Today’s University Affairs includes a short interview with the University of Alberta’s Provost Carl Amrhein in which the Provost notes the following:
If you define skilled people as those who, through a combination of experience and training and education, make a useful contribution to the economy and society, then everybody who leaves a university is a skilled person. If you look at all of the graduates from all of the accredited programs – medicine, nursing, pharmacy, engineering, teaching, law, business – these are all exceptionally highly skilled individuals who walk into jobs and walk into labour markets that do not have enough employees.
On the Value of A University Education
I think the utilitarian attitude that whatever I do I have to convert into some useful, productive, paying activity is an attitude I don’t fully understand. … It’s not the kind of view of the value of education that was presented to me by my parents.
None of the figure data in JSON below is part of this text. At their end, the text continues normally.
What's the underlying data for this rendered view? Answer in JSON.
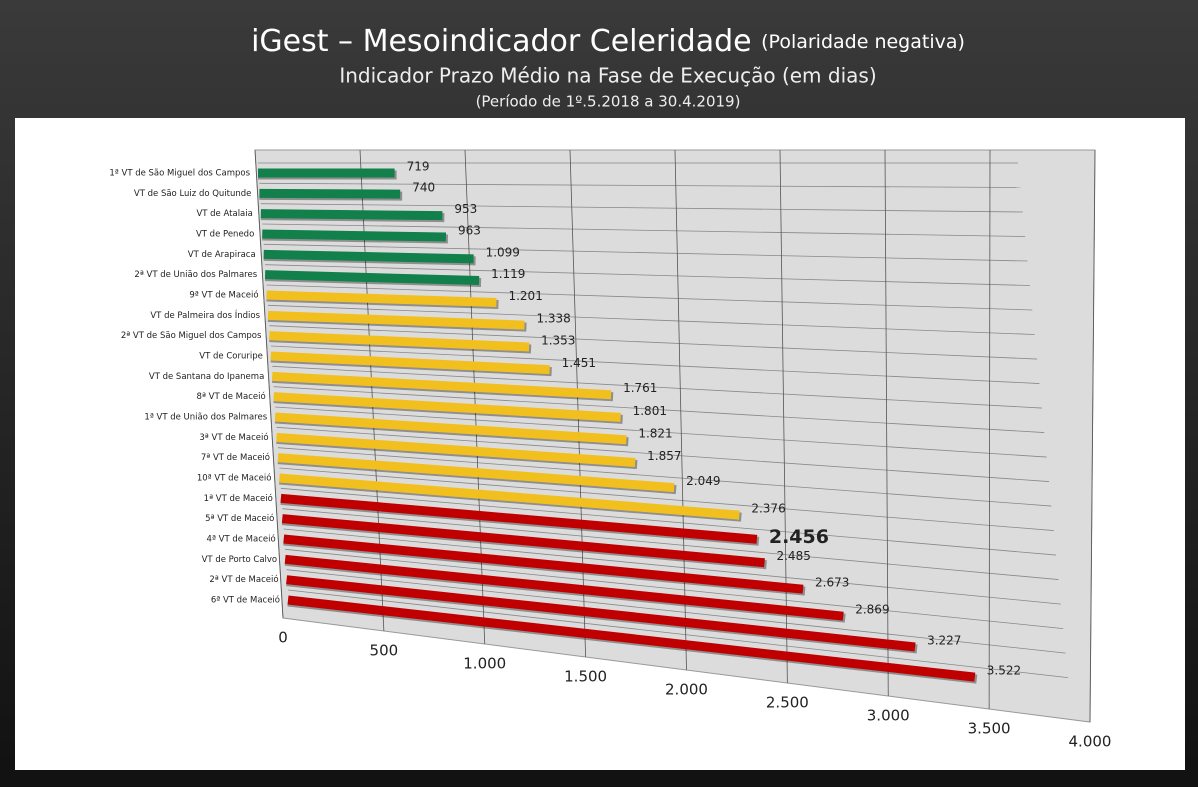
{
  "chart_data": {
    "type": "bar",
    "title": "iGest – Mesoindicador Celeridade",
    "title_note": "(Polaridade negativa)",
    "subtitle": "Indicador Prazo Médio na Fase de Execução (em dias)",
    "period": "(Período de 1º.5.2018  a  30.4.2019)",
    "categories": [
      "1ª VT de São Miguel dos Campos",
      "VT de São Luiz do Quitunde",
      "VT de Atalaia",
      "VT de Penedo",
      "VT de Arapiraca",
      "2ª VT de União dos Palmares",
      "9ª VT de Maceió",
      "VT de Palmeira dos Índios",
      "2ª VT de São Miguel dos Campos",
      "VT de Coruripe",
      "VT de Santana do Ipanema",
      "8ª VT de Maceió",
      "1ª VT de União dos Palmares",
      "3ª VT de Maceió",
      "7ª VT de Maceió",
      "10ª VT de Maceió",
      "1ª VT de Maceió",
      "5ª VT de Maceió",
      "4ª VT de Maceió",
      "VT de Porto Calvo",
      "2ª VT de Maceió",
      "6ª VT de Maceió"
    ],
    "values": [
      719,
      740,
      953,
      963,
      1099,
      1119,
      1201,
      1338,
      1353,
      1451,
      1761,
      1801,
      1821,
      1857,
      2049,
      2376,
      2456,
      2485,
      2673,
      2869,
      3227,
      3522
    ],
    "value_labels": [
      "719",
      "740",
      "953",
      "963",
      "1.099",
      "1.119",
      "1.201",
      "1.338",
      "1.353",
      "1.451",
      "1.761",
      "1.801",
      "1.821",
      "1.857",
      "2.049",
      "2.376",
      "2.456",
      "2.485",
      "2.673",
      "2.869",
      "3.227",
      "3.522"
    ],
    "colors": [
      "#11804a",
      "#11804a",
      "#11804a",
      "#11804a",
      "#11804a",
      "#11804a",
      "#f2c01e",
      "#f2c01e",
      "#f2c01e",
      "#f2c01e",
      "#f2c01e",
      "#f2c01e",
      "#f2c01e",
      "#f2c01e",
      "#f2c01e",
      "#f2c01e",
      "#c00000",
      "#c00000",
      "#c00000",
      "#c00000",
      "#c00000",
      "#c00000"
    ],
    "highlight_index": 16,
    "xlim": [
      0,
      4000
    ],
    "xticks": [
      0,
      500,
      {
        "value": 1000,
        "label": "1.000"
      },
      {
        "value": 1500,
        "label": "1.500"
      },
      {
        "value": 2000,
        "label": "2.000"
      },
      {
        "value": 2500,
        "label": "2.500"
      },
      {
        "value": 3000,
        "label": "3.000"
      },
      {
        "value": 3500,
        "label": "3.500"
      },
      {
        "value": 4000,
        "label": "4.000"
      }
    ],
    "grid": true
  }
}
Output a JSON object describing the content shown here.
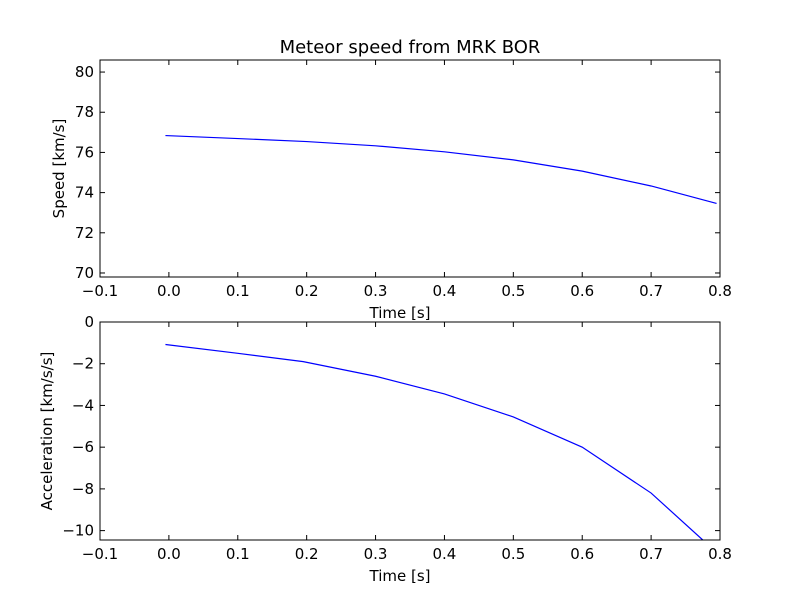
{
  "title": "Meteor speed from  MRK BOR",
  "chart_data": [
    {
      "type": "line",
      "title": "Meteor speed from  MRK BOR",
      "xlabel": "Time [s]",
      "ylabel": "Speed [km/s]",
      "xlim": [
        -0.1,
        0.8
      ],
      "ylim": [
        69.8,
        80.6
      ],
      "xticks": [
        -0.1,
        0.0,
        0.1,
        0.2,
        0.3,
        0.4,
        0.5,
        0.6,
        0.7,
        0.8
      ],
      "xtick_labels": [
        "−0.1",
        "0.0",
        "0.1",
        "0.2",
        "0.3",
        "0.4",
        "0.5",
        "0.6",
        "0.7",
        "0.8"
      ],
      "yticks": [
        70,
        72,
        74,
        76,
        78,
        80
      ],
      "ytick_labels": [
        "70",
        "72",
        "74",
        "76",
        "78",
        "80"
      ],
      "grid": false,
      "color": "#0000ff",
      "series": [
        {
          "x": [
            -0.005,
            0.1,
            0.2,
            0.3,
            0.4,
            0.5,
            0.6,
            0.7,
            0.795
          ],
          "y": [
            76.84,
            76.69,
            76.54,
            76.33,
            76.03,
            75.63,
            75.07,
            74.33,
            73.46
          ]
        }
      ]
    },
    {
      "type": "line",
      "xlabel": "Time [s]",
      "ylabel": "Acceleration [km/s/s]",
      "xlim": [
        -0.1,
        0.8
      ],
      "ylim": [
        -10.45,
        0.0
      ],
      "xticks": [
        -0.1,
        0.0,
        0.1,
        0.2,
        0.3,
        0.4,
        0.5,
        0.6,
        0.7,
        0.8
      ],
      "xtick_labels": [
        "−0.1",
        "0.0",
        "0.1",
        "0.2",
        "0.3",
        "0.4",
        "0.5",
        "0.6",
        "0.7",
        "0.8"
      ],
      "yticks": [
        0,
        -2,
        -4,
        -6,
        -8,
        -10
      ],
      "ytick_labels": [
        "0",
        "−2",
        "−4",
        "−6",
        "−8",
        "−10"
      ],
      "grid": false,
      "color": "#0000ff",
      "series": [
        {
          "x": [
            -0.005,
            0.1,
            0.195,
            0.3,
            0.4,
            0.5,
            0.6,
            0.7,
            0.775
          ],
          "y": [
            -1.08,
            -1.5,
            -1.9,
            -2.6,
            -3.45,
            -4.55,
            -6.0,
            -8.2,
            -10.45
          ]
        }
      ]
    }
  ]
}
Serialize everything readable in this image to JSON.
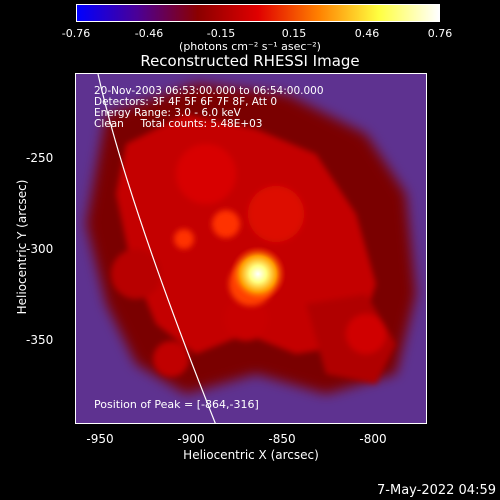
{
  "colorbar": {
    "ticks": [
      "-0.76",
      "-0.46",
      "-0.15",
      "0.15",
      "0.46",
      "0.76"
    ],
    "units": "(photons cm⁻² s⁻¹ asec⁻²)",
    "colors": [
      "#0000ff",
      "#4b0096",
      "#8b0000",
      "#e00000",
      "#ff8000",
      "#ffff40",
      "#ffffff"
    ]
  },
  "title": "Reconstructed RHESSI Image",
  "annotations": {
    "time": "20-Nov-2003 06:53:00.000 to 06:54:00.000",
    "detectors": "Detectors: 3F 4F 5F 6F 7F 8F, Att 0",
    "energy": "Energy Range: 3.0 - 6.0 keV",
    "clean": "Clean     Total counts: 5.48E+03",
    "peak": "Position of Peak = [-864,-316]"
  },
  "axes": {
    "xlabel": "Heliocentric X (arcsec)",
    "ylabel": "Heliocentric Y (arcsec)",
    "xticks": [
      "-950",
      "-900",
      "-850",
      "-800"
    ],
    "yticks": [
      "-250",
      "-300",
      "-350"
    ]
  },
  "timestamp": "7-May-2022 04:59"
}
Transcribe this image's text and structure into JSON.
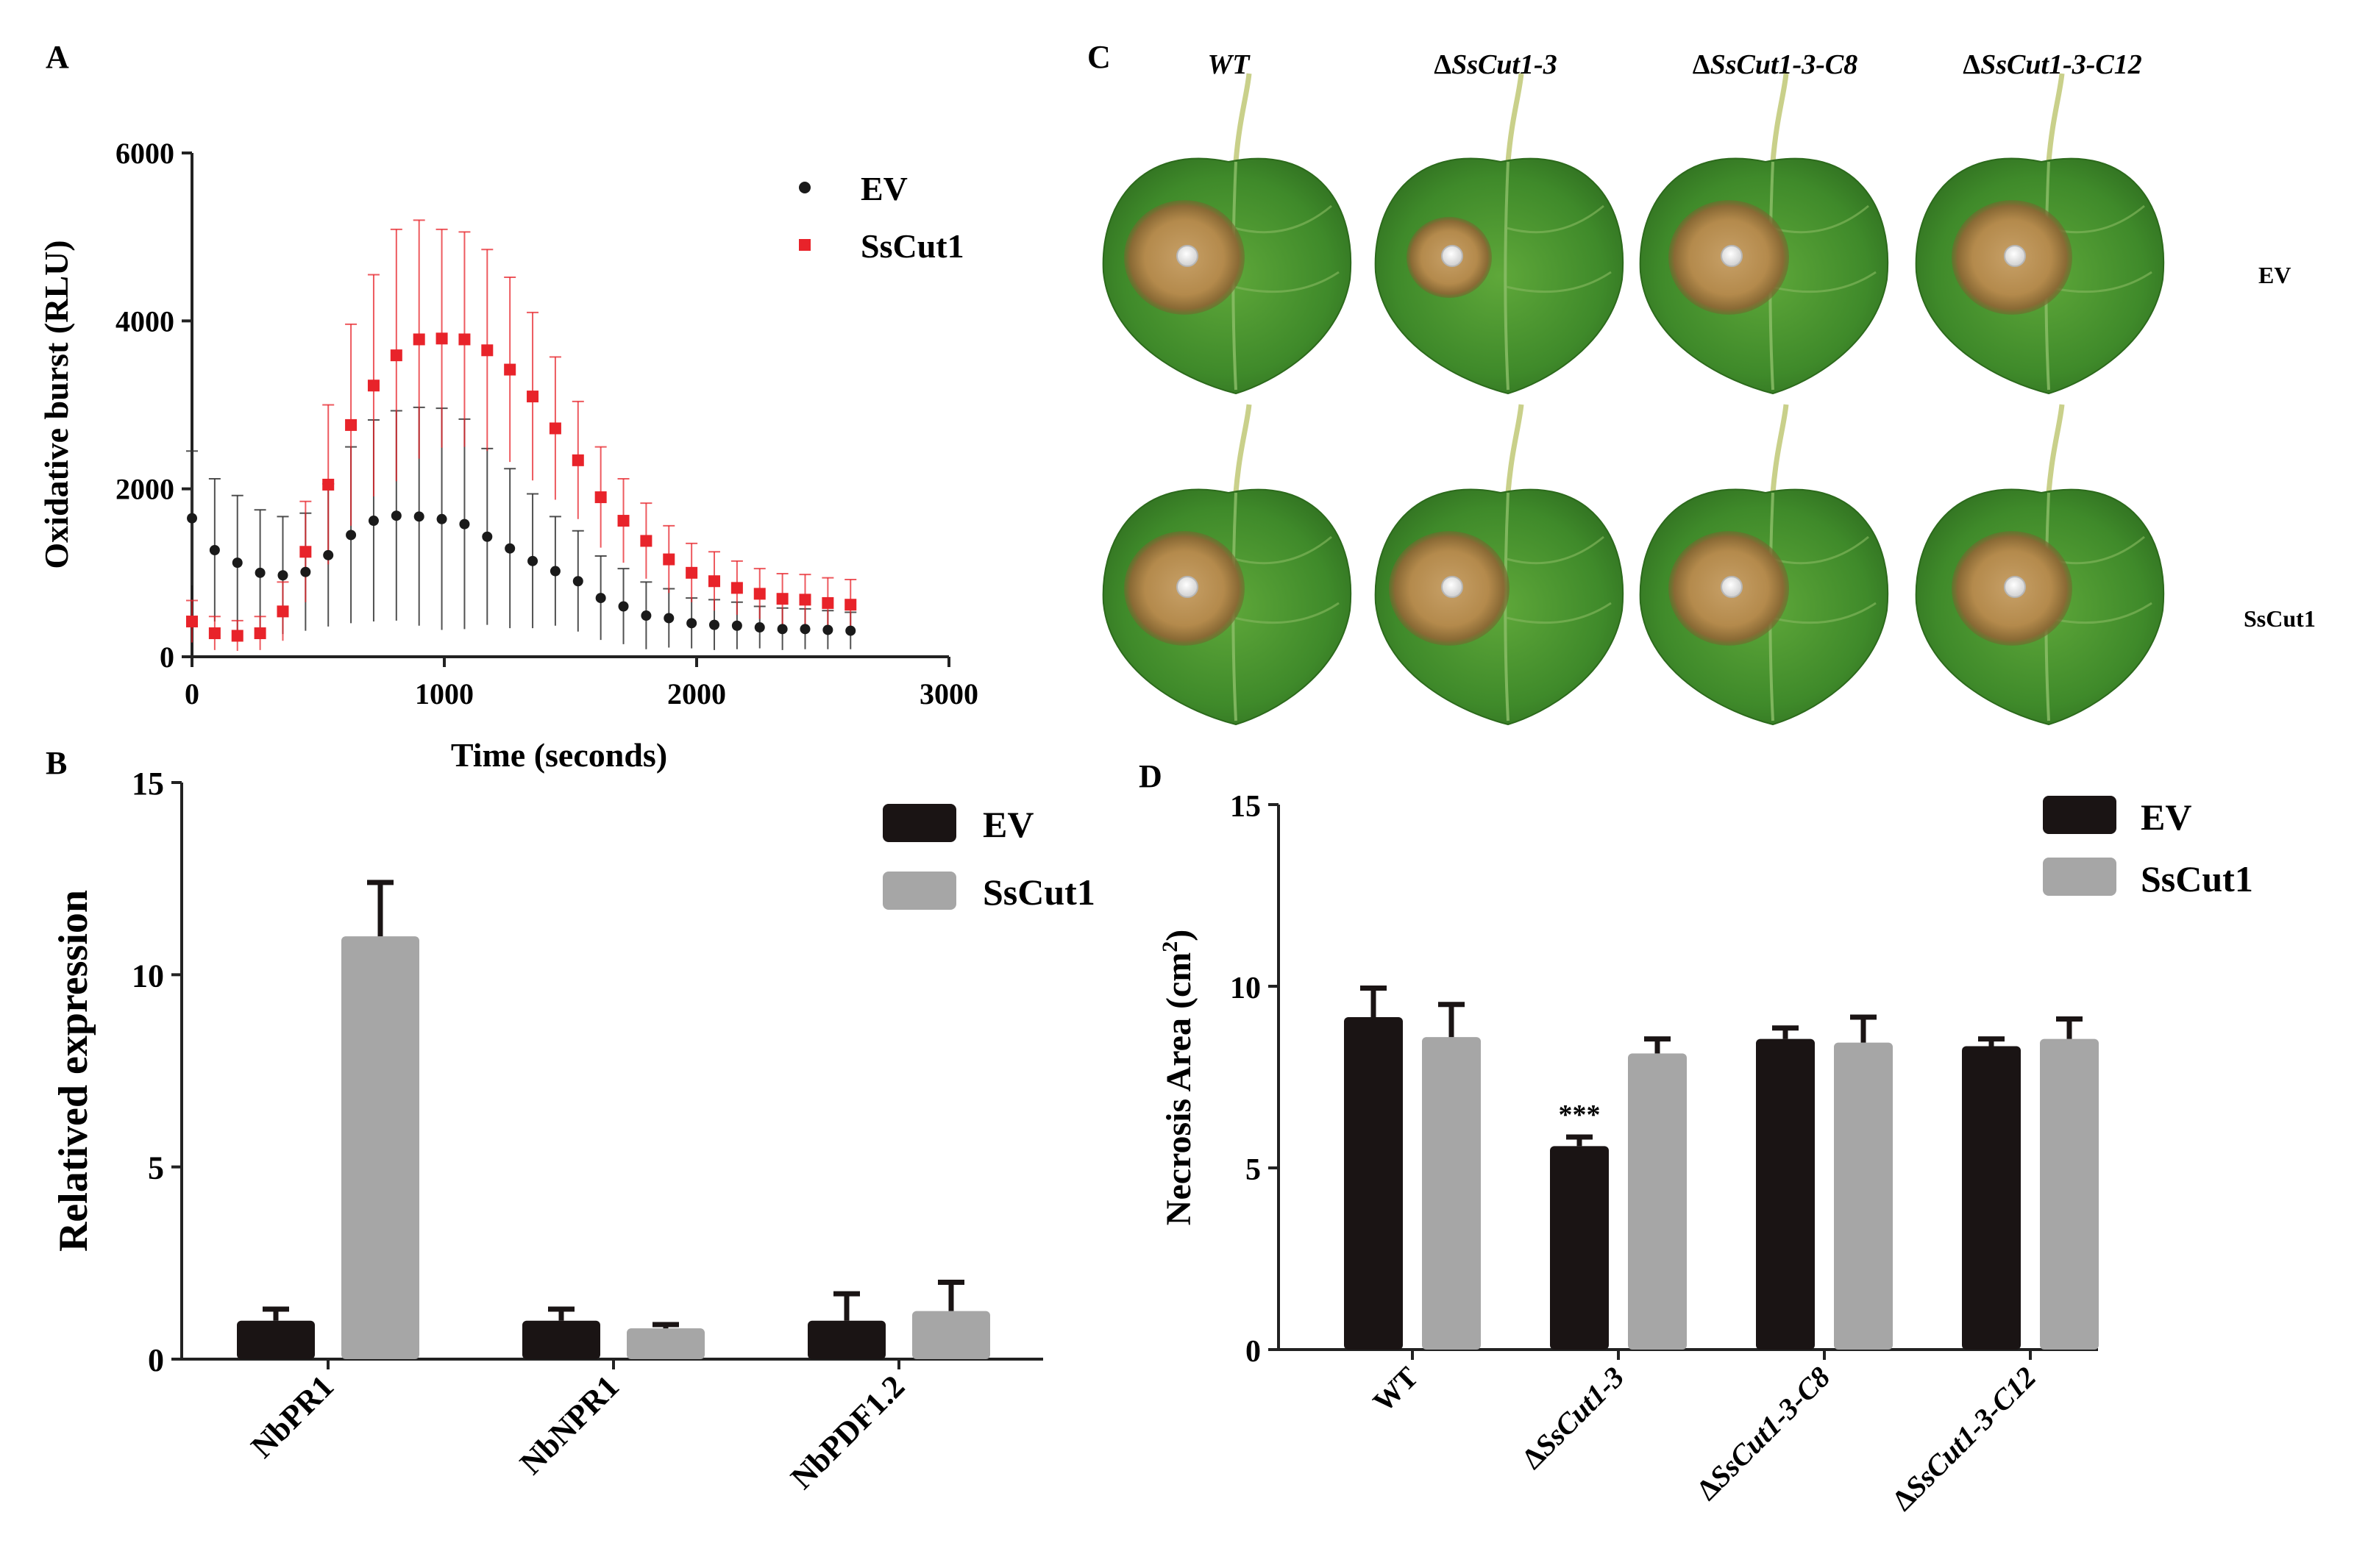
{
  "panels": {
    "A": "A",
    "B": "B",
    "C": "C",
    "D": "D"
  },
  "chart_data": [
    {
      "id": "A",
      "type": "scatter",
      "title": "",
      "xlabel": "Time (seconds)",
      "ylabel": "Oxidative burst (RLU)",
      "xlim": [
        0,
        3000
      ],
      "ylim": [
        0,
        6000
      ],
      "xticks": [
        "0",
        "1000",
        "2000",
        "3000"
      ],
      "yticks": [
        "0",
        "2000",
        "4000",
        "6000"
      ],
      "legend": [
        "EV",
        "SsCut1"
      ],
      "x": [
        0,
        90,
        180,
        270,
        360,
        450,
        540,
        630,
        720,
        810,
        900,
        990,
        1080,
        1170,
        1260,
        1350,
        1440,
        1530,
        1620,
        1710,
        1800,
        1890,
        1980,
        2070,
        2160,
        2250,
        2340,
        2430,
        2520,
        2610
      ],
      "series": [
        {
          "name": "EV",
          "color": "#1a1a1a",
          "values": [
            1650,
            1270,
            1120,
            1000,
            970,
            1010,
            1210,
            1450,
            1620,
            1680,
            1670,
            1640,
            1580,
            1430,
            1290,
            1140,
            1020,
            900,
            700,
            600,
            490,
            460,
            400,
            380,
            370,
            350,
            330,
            330,
            320,
            310
          ],
          "errors": [
            800,
            850,
            800,
            750,
            700,
            700,
            850,
            1050,
            1200,
            1250,
            1300,
            1320,
            1250,
            1050,
            950,
            800,
            650,
            600,
            500,
            450,
            400,
            350,
            300,
            300,
            280,
            250,
            250,
            240,
            230,
            220
          ]
        },
        {
          "name": "SsCut1",
          "color": "#e8232a",
          "values": [
            420,
            280,
            250,
            280,
            540,
            1250,
            2050,
            2760,
            3230,
            3590,
            3780,
            3790,
            3780,
            3650,
            3420,
            3100,
            2720,
            2340,
            1900,
            1620,
            1380,
            1160,
            1000,
            900,
            820,
            750,
            690,
            680,
            640,
            620
          ],
          "errors": [
            250,
            200,
            180,
            200,
            350,
            600,
            950,
            1200,
            1320,
            1500,
            1420,
            1300,
            1280,
            1200,
            1100,
            1000,
            850,
            700,
            600,
            500,
            450,
            400,
            350,
            350,
            320,
            300,
            300,
            300,
            300,
            300
          ]
        }
      ]
    },
    {
      "id": "B",
      "type": "bar",
      "title": "",
      "xlabel": "",
      "ylabel": "Relatived expression",
      "ylim": [
        0,
        15
      ],
      "yticks": [
        "0",
        "5",
        "10",
        "15"
      ],
      "categories": [
        "NbPR1",
        "NbNPR1",
        "NbPDF1.2"
      ],
      "series": [
        {
          "name": "EV",
          "color": "#1a1414",
          "values": [
            1.0,
            1.0,
            1.0
          ],
          "errors": [
            0.3,
            0.3,
            0.7
          ]
        },
        {
          "name": "SsCut1",
          "color": "#a6a6a6",
          "values": [
            11.0,
            0.8,
            1.25
          ],
          "errors": [
            1.4,
            0.1,
            0.75
          ]
        }
      ]
    },
    {
      "id": "D",
      "type": "bar",
      "title": "",
      "xlabel": "",
      "ylabel": "Necrosis Area (cm",
      "ylabel_sup": "2",
      "ylabel_end": ")",
      "ylim": [
        0,
        15
      ],
      "yticks": [
        "0",
        "5",
        "10",
        "15"
      ],
      "categories": [
        {
          "prefix": "",
          "name": "WT"
        },
        {
          "prefix": "Δ",
          "name": "SsCut1-3"
        },
        {
          "prefix": "Δ",
          "name": "SsCut1-3-C8"
        },
        {
          "prefix": "Δ",
          "name": "SsCut1-3-C12"
        }
      ],
      "series": [
        {
          "name": "EV",
          "color": "#1a1414",
          "values": [
            9.15,
            5.6,
            8.55,
            8.35
          ],
          "errors": [
            0.8,
            0.25,
            0.3,
            0.2
          ]
        },
        {
          "name": "SsCut1",
          "color": "#a6a6a6",
          "values": [
            8.6,
            8.15,
            8.45,
            8.55
          ],
          "errors": [
            0.9,
            0.4,
            0.7,
            0.55
          ]
        }
      ],
      "annotations": [
        {
          "category": 1,
          "series": 0,
          "text": "***"
        }
      ]
    }
  ],
  "panel_c": {
    "columns": [
      {
        "prefix": "",
        "name": "WT"
      },
      {
        "prefix": "Δ",
        "name": "SsCut1-3"
      },
      {
        "prefix": "Δ",
        "name": "SsCut1-3-C8"
      },
      {
        "prefix": "Δ",
        "name": "SsCut1-3-C12"
      }
    ],
    "rows": [
      "EV",
      "SsCut1"
    ]
  }
}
I still believe that education is intrinsically in and of itself a good thing. If you want to monetize it, the statistics on lifetime earnings are overwhelmingly in favour of more education. So the critics of the value of an education are ignoring powerful statistical evidence. And they also are ignoring the reality of career tracks where you will change jobs many times and you need that set of skills and coping strategies to adjust to rapidly changing employment settings. I think the debate is misinformed.
On Canada’s Underfunding of Postsecondary Education and Academic Research
I believe that the universities are inextricably tied to the success of the nation, not just financially but culturally and in terms of government. I think it is an important and worrisome reality today that Canada is backing away to a certain extent from investing in higher education at the very moment other powerful systems are investing heavily.